From The Editor | November 22, 2016

Genelux Trials Use Vaccine Virus To Attack Tumors

Source: Clinical Leader
Ed Miseta

By Ed Miseta, Chief Editor, Clinical Leader
Follow Me On Twitter @EdClinical

Genelux Trials Use Vaccine Virus To Attack Tumors

Genelux is an oncolytic virus company that was formed in 2001 and has been conducting clinical trials since 2009. The company completed four Phase 1 studies which have enabled it to design what CEO Thomas Zindrick describes as an advanced clinical program. “We now have two ongoing Phase 1B studies which have us on a path to registration,” he says.

One of those studies, being conducted at Florida Adventist Hospital in Orlando, is treating recurrent ovarian cancer patients with its lead oncolytic virus therapy, termed GL-ONC1. The other study, at the University of California, San Diego, involves an intravenous route of administration of GL-ONC1 to treat a variety of solid tumors. Eventually the company will focus on a specific tumor type and advance the treatment into a Phase 2 trial.

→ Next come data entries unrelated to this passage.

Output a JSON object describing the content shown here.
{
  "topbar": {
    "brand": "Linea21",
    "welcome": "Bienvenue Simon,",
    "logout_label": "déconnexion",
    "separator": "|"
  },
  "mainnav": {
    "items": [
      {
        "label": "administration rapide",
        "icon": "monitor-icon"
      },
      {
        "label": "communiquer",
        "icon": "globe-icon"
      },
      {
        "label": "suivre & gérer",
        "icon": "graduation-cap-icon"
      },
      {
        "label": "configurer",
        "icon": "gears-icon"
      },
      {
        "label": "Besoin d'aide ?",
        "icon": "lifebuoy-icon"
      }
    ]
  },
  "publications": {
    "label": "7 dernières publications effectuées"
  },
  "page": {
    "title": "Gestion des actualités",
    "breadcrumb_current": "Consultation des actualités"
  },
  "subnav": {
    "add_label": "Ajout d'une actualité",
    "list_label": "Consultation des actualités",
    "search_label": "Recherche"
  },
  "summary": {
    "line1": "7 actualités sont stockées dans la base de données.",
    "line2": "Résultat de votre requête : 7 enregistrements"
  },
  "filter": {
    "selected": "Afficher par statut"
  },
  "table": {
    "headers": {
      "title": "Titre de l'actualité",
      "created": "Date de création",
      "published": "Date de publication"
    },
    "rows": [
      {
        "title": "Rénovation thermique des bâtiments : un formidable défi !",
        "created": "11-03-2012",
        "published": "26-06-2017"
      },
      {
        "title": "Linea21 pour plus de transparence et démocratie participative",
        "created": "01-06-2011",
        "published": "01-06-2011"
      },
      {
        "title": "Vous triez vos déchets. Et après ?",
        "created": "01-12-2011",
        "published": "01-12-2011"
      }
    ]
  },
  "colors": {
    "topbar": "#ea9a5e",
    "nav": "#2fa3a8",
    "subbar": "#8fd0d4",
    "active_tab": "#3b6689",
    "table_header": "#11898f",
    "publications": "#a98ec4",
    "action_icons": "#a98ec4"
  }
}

Oncolytic viruses have a natural affinity for tumor cells. They have been in development for well over a decade and are emerging as promising therapeutics with their unique capacity for selective self-amplification. As a result of the advancement in genetic engineering and sequencing of the viral genomes, researchers were able to modify the viruses. This manipulation allows the virus to infect, replicate, and colonize tumor tissues over healthy tissues.

“With the ability to genetically engineer viruses, specificity and, in some instances, potency could be enhanced to make them more suitable clinical candidates,” says Zindrick. “Initially, oncolytic viruses were thought to work primarily through the viral mechanism of infecting, replicating in and then bursting tumor cells. With that bursting, a progeny virus would then infect nearby tumor cells, and that process would be repeated. This thinking was based on early, pre-clinical studies in cell cultures and in immuno-deficient mice. As the field advanced, we recognized there is a second dual-mechanism of action for oncolytic viral therapy, which is immunotherapy.”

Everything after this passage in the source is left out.